在程序离开中断上文调用irq_exit时，会判断 if (!in_interrupt() && local_softirq_pending()),检查是否不在中断上下文中并且有软中断请求。

#define in_interrupt()	  (irq_count())
#define irq_count()	  (nmi_count() | hardirq_count() | softirq_count())

#define local_softirq_pending()	(__this_cpu_read(local_softirq_pending_ref))
#define local_softirq_pending_ref irq_stat.__softirq_pending

软中断执行的入口invoke_softirq()中，根据中断是否线程化进行了分类，选择__do_softirq()或者wakeup_softirqd()执行软中断回调函数。

中断线程化：Linux 中断的优先级比进程高，一旦中断过来普通进程实时进程通通都要给中断处理程序让路，如果中断上文处理任务较多就会对实时进程造成很大的影响，并且这种影响存在较大的不确定性因此难以准确评估。为了解决这些实时性相关问题，Linux RT_PREEMPT 补丁引入了中断线程化的机制。
在新的机制中，中断虽然还会打断实时进程，但中断处理程序所执行的操作仅仅是唤醒中断线程，原本的中断服务程序主体放到一个内核线程中延迟执行，这样中断执行的速度就很快也很确定，实时进程被打断后可以迅速再次运行，而中断服务程序会在实时进程挂起之后被系统调度执行。

• 唤醒中断线程
• 原线程会之后被调度（引入优先级）

void
handle_irq(int irq)
{	
	/* 
	 * We ack quickly, we don't want the irq controller
	 * thinking we're snobs just because some other CPU has
	 * disabled global interrupts (we have already done the
	 * INT_ACK cycles, it's too late to try to pretend to the
	 * controller that we aren't taking the interrupt).
	 *
	 * 0 return value means that this irq is already being
	 * handled by some other CPU. (or is disabled)
	 */
	static unsigned int illegal_count=0;
	struct irq_desc *desc = irq_to_desc(irq);
	
	if (!desc || ((unsigned) irq > ACTUAL_NR_IRQS &&
	    illegal_count < MAX_ILLEGAL_IRQS)) {
		irq_err_count++;
		illegal_count++;
		printk(KERN_CRIT "device_interrupt: invalid interrupt %d\n",
		       irq);
		return;
	}

	irq_enter();
	generic_handle_irq_desc(desc);
	irq_exit();
}

void irq_exit(void)
{
	__irq_exit_rcu();
	rcu_irq_exit();
	 /* must be last! */
	lockdep_hardirq_exit();
}

static inline void __irq_exit_rcu(void)
{
#ifndef __ARCH_IRQ_EXIT_IRQS_DISABLED
	local_irq_disable();
#else
	lockdep_assert_irqs_disabled();
#endif
	account_hardirq_exit(current);
	preempt_count_sub(HARDIRQ_OFFSET);
	if (!in_interrupt() && local_softirq_pending())
		invoke_softirq();

	tick_irq_exit();
}

static inline void invoke_softirq(void)
{
	if (ksoftirqd_running(local_softirq_pending()))
		return;

	if (!force_irqthreads) {
#ifdef CONFIG_HAVE_IRQ_EXIT_ON_IRQ_STACK
		/*
		 * We can safely execute softirq on the current stack if
		 * it is the irq stack, because it should be near empty
		 * at this stage.
		 */
		__do_softirq();
#else
		/*
		 * Otherwise, irq_exit() is called on the task stack that can
		 * be potentially deep already. So call softirq in its own stack
		 * to prevent from any overrun.
		 */
		do_softirq_own_stack();
#endif
	} else {
		wakeup_softirqd();
	}
}

__do_softirq()中，while ((softirq_bit = ffs(pending))) 判断软中断状态位，在软中断处理过程中系统中断会被开启local_irq_enable()，能够继续响应其它中断，后续要判断是否有新的软中断加入，跳转到restart，之后调用wakeup_softirqd()唤醒内核线程处理。
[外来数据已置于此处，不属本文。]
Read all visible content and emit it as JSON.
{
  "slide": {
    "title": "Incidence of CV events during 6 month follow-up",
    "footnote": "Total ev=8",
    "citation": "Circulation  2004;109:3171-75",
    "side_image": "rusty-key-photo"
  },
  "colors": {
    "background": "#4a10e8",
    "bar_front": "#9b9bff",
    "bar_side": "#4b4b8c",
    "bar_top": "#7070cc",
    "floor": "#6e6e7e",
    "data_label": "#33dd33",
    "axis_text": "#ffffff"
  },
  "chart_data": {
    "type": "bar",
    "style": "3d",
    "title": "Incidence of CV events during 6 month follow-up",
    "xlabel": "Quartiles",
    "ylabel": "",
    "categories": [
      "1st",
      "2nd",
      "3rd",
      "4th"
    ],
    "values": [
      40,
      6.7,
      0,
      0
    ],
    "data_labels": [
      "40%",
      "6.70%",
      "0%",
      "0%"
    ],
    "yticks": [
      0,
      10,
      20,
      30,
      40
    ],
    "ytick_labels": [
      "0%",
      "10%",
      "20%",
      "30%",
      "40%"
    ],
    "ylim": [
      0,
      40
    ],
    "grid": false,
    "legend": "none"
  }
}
asmlinkage __visible void __softirq_entry __do_softirq(void)
{
	unsigned long end = jiffies + MAX_SOFTIRQ_TIME;
	unsigned long old_flags = current->flags;
	int max_restart = MAX_SOFTIRQ_RESTART;
	struct softirq_action *h;
	bool in_hardirq;
	__u32 pending;
	int softirq_bit;

	/*
	 * Mask out PF_MEMALLOC as the current task context is borrowed for the
	 * softirq. A softirq handled, such as network RX, might set PF_MEMALLOC
	 * again if the socket is related to swapping.
	 */
	current->flags &= ~PF_MEMALLOC;

	pending = local_softirq_pending();

	__local_bh_disable_ip(_RET_IP_, SOFTIRQ_OFFSET);
	in_hardirq = lockdep_softirq_start();
	account_softirq_enter(current);

restart:
	/* Reset the pending bitmask before enabling irqs */
	set_softirq_pending(0);

	local_irq_enable();

	h = softirq_vec;

	while ((softirq_bit = ffs(pending))) {
		unsigned int vec_nr;
		int prev_count;

		h += softirq_bit - 1;

		vec_nr = h - softirq_vec;
		prev_count = preempt_count();

		kstat_incr_softirqs_this_cpu(vec_nr);

		trace_softirq_entry(vec_nr);
		h->action(h);
		trace_softirq_exit(vec_nr);
		if (unlikely(prev_count != preempt_count())) {
			pr_err("huh, entered softirq %u %s %p with preempt_count %08x, exited with %08x?\n",
			       vec_nr, softirq_to_name[vec_nr], h->action,
			       prev_count, preempt_count());
			preempt_count_set(prev_count);
		}
		h++;
		pending >>= softirq_bit;
	}

	if (__this_cpu_read(ksoftirqd) == current)
		rcu_softirq_qs();
	local_irq_disable();

	pending = local_softirq_pending();
	if (pending) {
		if (time_before(jiffies, end) && !need_resched() &&
		    --max_restart)
			goto restart;

		wakeup_softirqd();
	}

	account_softirq_exit(current);
	lockdep_softirq_end(in_hardirq);
	__local_bh_enable(SOFTIRQ_OFFSET);
	WARN_ON_ONCE(in_interrupt());
	current_restore_flags(old_flags, PF_MEMALLOC);
}

软中断可以通过raise_softirq()触发，or_softirq_pending()通过获取irq_stat.__softirq_pending确定软中断请求。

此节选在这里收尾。